What I’ve been reading: March 2015

In an effort to keep track of my reading, I’ve started writing down the stories I’ve been enjoying. Here’s this month’s round-up. All of them are linked, where applicable. If there’s something I’ve missed, or that I should read, leave a comment or send me a note at nanoonino [at] gmail [dot] com.

Non-fiction
Awakenings by Oliver Sacks and Asleep by Molly Caldwell Crosby. I’m researching encephalitis lethargica for novel-writing reasons, and these are the two most readily available books I’ve come across. Both are fantastic stories of medical science.

Novels
Symbiont by Mira Grant. I read and enjoyed Parasite, the first volume in Grant’s new sci-fi/horror trilogy, but this sequel felt sort of bloated. It took a long time to get anywhere.

Going Bovine by Libba Bray. I read and loved The Diviners, and had been meaning to pick this up. Turns out my library had it online as an audio book. I don’t often listen to audio books, so I’m not sure if the format made it seem like the beginning dragged on. I really appreciated the fully complete world that Bray built in this story, the twists and turns of the plot, and the way the story shifted between utterly ridiculous and incredibly poignant. getintotrouble-220x330

Collections
Get In Trouble by Kelly Link. I’m still reading this, and lingering over every wonderful story. Someone recently said that Kelly Link is her own genre, and I very much agree. Literary, fantastic, intelligent, self-referential… this collection is so great.

Short Stories
The Rainbow” by Kristen Roupenian in Weird Fiction Review. Kristen’s a classmate from Clarion, and this was one of the stories that we workshopped. It reaffirms every creepy, unsettled feeling I have about cruises. Kristen is amazing at creating tense, uncanny, and ultimately horrifying stories.

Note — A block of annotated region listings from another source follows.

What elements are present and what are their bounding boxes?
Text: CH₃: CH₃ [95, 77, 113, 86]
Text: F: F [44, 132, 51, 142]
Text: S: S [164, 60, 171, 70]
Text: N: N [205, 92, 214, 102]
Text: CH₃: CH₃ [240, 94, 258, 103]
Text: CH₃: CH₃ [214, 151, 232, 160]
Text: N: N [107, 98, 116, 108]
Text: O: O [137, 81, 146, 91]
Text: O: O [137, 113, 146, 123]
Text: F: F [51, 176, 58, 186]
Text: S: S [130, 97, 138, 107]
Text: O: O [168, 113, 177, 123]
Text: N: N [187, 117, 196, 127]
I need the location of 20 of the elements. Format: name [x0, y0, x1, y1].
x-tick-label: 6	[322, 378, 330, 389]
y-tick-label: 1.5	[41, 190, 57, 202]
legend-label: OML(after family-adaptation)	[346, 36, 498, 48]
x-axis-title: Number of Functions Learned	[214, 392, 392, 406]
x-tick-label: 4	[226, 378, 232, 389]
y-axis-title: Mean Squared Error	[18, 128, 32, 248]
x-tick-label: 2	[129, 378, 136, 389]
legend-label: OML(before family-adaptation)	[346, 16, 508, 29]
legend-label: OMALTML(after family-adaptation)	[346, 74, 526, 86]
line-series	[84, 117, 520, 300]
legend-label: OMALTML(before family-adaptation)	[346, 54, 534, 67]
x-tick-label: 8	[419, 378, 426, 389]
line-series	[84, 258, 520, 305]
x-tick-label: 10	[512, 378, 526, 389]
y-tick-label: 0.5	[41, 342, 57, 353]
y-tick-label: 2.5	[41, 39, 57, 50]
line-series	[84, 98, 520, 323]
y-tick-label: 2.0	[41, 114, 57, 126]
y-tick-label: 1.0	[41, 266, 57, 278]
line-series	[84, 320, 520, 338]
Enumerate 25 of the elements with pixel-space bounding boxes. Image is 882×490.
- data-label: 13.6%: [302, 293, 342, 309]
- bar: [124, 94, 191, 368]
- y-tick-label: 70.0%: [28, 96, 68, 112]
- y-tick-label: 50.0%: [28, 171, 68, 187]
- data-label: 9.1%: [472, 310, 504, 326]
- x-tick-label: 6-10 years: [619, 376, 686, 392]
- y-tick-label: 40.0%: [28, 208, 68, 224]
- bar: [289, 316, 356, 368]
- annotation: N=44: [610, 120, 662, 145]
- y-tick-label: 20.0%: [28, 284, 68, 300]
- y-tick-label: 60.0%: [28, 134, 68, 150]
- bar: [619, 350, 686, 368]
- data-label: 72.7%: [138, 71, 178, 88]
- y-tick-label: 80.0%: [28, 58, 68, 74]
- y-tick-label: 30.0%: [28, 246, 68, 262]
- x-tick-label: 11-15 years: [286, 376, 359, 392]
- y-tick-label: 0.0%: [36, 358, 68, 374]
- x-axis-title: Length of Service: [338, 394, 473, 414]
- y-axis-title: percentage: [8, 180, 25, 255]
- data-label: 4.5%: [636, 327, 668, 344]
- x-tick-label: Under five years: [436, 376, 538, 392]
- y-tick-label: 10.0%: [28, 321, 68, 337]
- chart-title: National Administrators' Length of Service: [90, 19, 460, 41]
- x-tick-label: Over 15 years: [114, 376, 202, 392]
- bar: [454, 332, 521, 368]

The Museum and the Music Box” by Noah Keller at Tor.com. Another Clarion classmate, another wonderful story. Noah writes delicate and evocative prose. His stories are like beautifully constructed puzzle boxes, this one especially.

The Way Home” by Linda Nagata in Nightmare Magazine. Seriously thrilling fantasy-horror, about a platoon of soldiers stuck in an otherworld, fighting off demons. I desperately want to see this adapted into a short film.

The Calf” by Vajra Chandrasekera in Three Lobe Burning Eye. Gorgeous, vividly told, and an entirely novel time-travel story. By far, my favorite thing I read this month.

The Cola of Oblivion” by Achy Obejas in The Butter. Very short, very sparse story of a dinner between relatives. Obejas manages to elude and hint at so much in a single conversation: the history of a family, and the history of a country, and the uncertain future of both.

Returned” by Kat Howard in Nightmare Magazine.  Have I mentioned how much I love riffs on the Eurydice and Orpheus myth? This is a very dark one. So satisfying.

Spores” by Seanan McGuire in Nightmare Magazine. Apocalyptic fungal horror. YES.

Subcortical” by Lee Connell in Guernica. So Guernica came out with a gender-themed issue, and this was one of its offerings: the story of a research doctor’s mistress. The doctor is treating transgender patients in the 60’s, trying to cure transgenderism through reparative therapy. I’m still sorting through how I feel about this story. I think it’s thoughtful and well-told, but I felt a little let down: the trans character is very much an Other throughout the piece, ghost-like, pushed into the background of a cis-woman’s story.

Flash Fiction
The Red String” by Cassandra Khaw in Fantastic Stories. A twisted little story about a grieving widow and a mortician, with a chilling twist at the end.

A Domestic Lepidoterist” by Natalie Theodoridou, in Daily Science Fiction. I don’t know where to begin with this story about what is hidden in plain sight. It’s brilliant, the perfect length, and powerful.